Could that happen to Martin? I hated the thoughts and I hated myself for thinking them. Horrid little prig. I knew I was a snob – Pansy would never have thought stuck-up thoughts like that, even her most secret feelings were good – but I couldn’t help it. Martin was nearly grown up and everything would be changed and change was … change was scary.
You didn’t know where you were when things changed.
Look at Tom. Most of the time he was perfectly ordinary and perfectly nice and even just a bit funny. The right sort of grown-up. Then sometimes – not often, but more often than once in a blue moon – he’d be a different person. Sweaty and shiny and smelling of decayed fruit, laughing too loudly or crying. Anything could make him cry. A sunset. Seeing my mother washing up. A song. Most often a song. He had a brittle, dead leaves sort of voice. I’d lie in bed and listen to him sing.

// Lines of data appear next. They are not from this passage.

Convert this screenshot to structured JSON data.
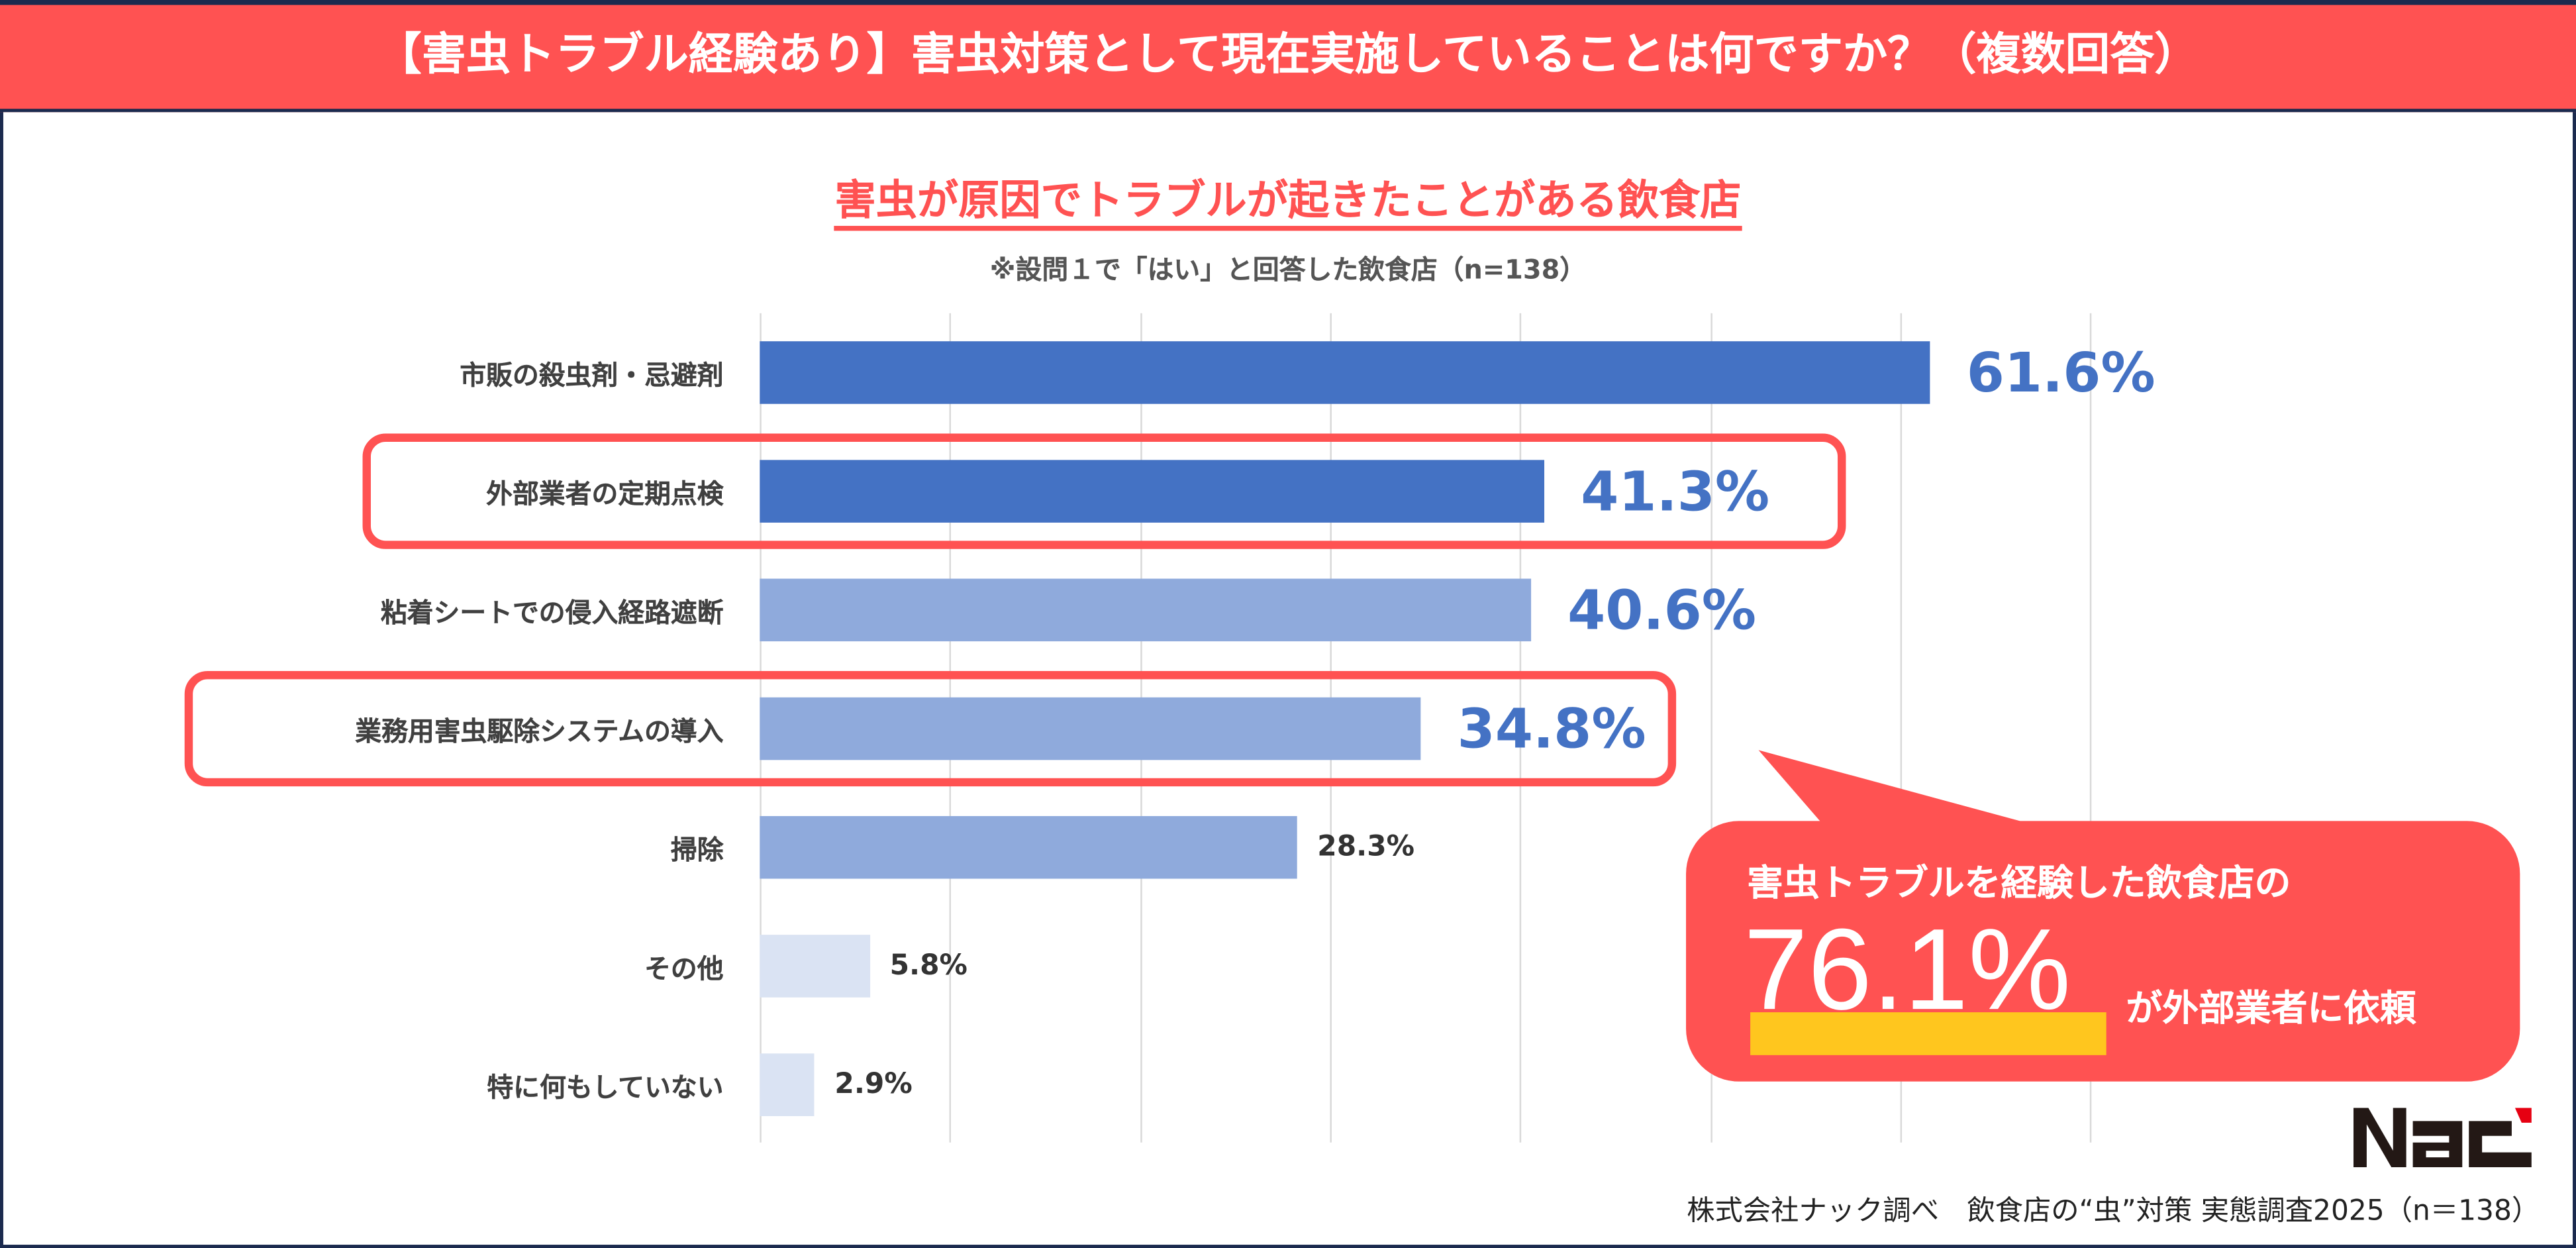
{
  "title": "【害虫トラブル経験あり】害虫対策として現在実施していることは何ですか？（複数回答）",
  "subtitle": "害虫が原因でトラブルが起きたことがある飲食店",
  "note": "※設問１で「はい」と回答した飲食店（n=138）",
  "chart_data": {
    "type": "bar",
    "orientation": "horizontal",
    "categories": [
      "市販の殺虫剤・忌避剤",
      "外部業者の定期点検",
      "粘着シートでの侵入経路遮断",
      "業務用害虫駆除システムの導入",
      "掃除",
      "その他",
      "特に何もしていない"
    ],
    "values": [
      61.6,
      41.3,
      40.6,
      34.8,
      28.3,
      5.8,
      2.9
    ],
    "labels": [
      "61.6%",
      "41.3%",
      "40.6%",
      "34.8%",
      "28.3%",
      "5.8%",
      "2.9%"
    ],
    "xlim": [
      0,
      70
    ],
    "grid_step": 10,
    "grid": true,
    "bar_colors": [
      "#4472c4",
      "#4472c4",
      "#8faadc",
      "#8faadc",
      "#8faadc",
      "#dae3f3",
      "#dae3f3"
    ],
    "highlighted": [
      "外部業者の定期点検",
      "業務用害虫駆除システムの導入"
    ]
  },
  "callout": {
    "line1": "害虫トラブルを経験した飲食店の",
    "value": "76.1%",
    "line2": "が外部業者に依頼"
  },
  "logo": "NAC",
  "footer": "株式会社ナック調べ　飲食店の“虫”対策 実態調査2025（n＝138）",
  "colors": {
    "accent": "#ff5252",
    "bar_dark": "#4472c4",
    "bar_mid": "#8faadc",
    "bar_light": "#dae3f3",
    "highlight_yellow": "#ffc61e",
    "border": "#1b2a4e"
  }
}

‘I want to go home, I want to go home,
I don’t want to go to the trenches no more,
Where the whizzbangs and shrapnel they whistle and roar.
Take me over the sea, where the Alleyman can’t get at me.
Oh, my! I don’t want to die, I want to go home.’
Look at me. Well, I’d rather people didn’t look at me, really. I didn’t know what I was. One minute, it seemed, a child no older than Kate. The next – certainly not grown-up, Grandmother made it perfectly clear that I wasn’t old enough to stay up for dinner with her, whatever Mother might allow, but far too old to come home with grazed knees and torn pockets like Kate.
Then what? A hybrid. A changeling. Lumps and bumps and curves where I should have been flat. Too old to do this and too young to do that. Change made me feel unsafe, as though the world had started spinning in the opposite direction. If I didn’t hold on tight to everyone I loved, we might just go flying off into the outer darkness.
He would be different when he came back, if ever he came back. He wouldn’t be the Martin whose nose would always tilt to one side because he had defended me against bullying I had barely understood.
* * *
I had stood at bay in the playground one day in November. We were all wearing poppies. A monitor had brought a tray of them around the school and we’d each given a penny, even the Pocknells, when everyone knew they hadn’t a penny to bless themselves with. Everything was drab – the sky and the asphalt and the grim, sensible, no-point-in-doing-more-washing-than-you-have-to colour of school clothes. The only brightness was the little dot of scarlet on each child’s chest.
They crowded me against the railings. I could feel each iron rod pressed into my back and the gap between each. It was my first term at school and I didn’t know the rules. Perhaps this is what you had to do – incomprehensible, but so was everything else, every day.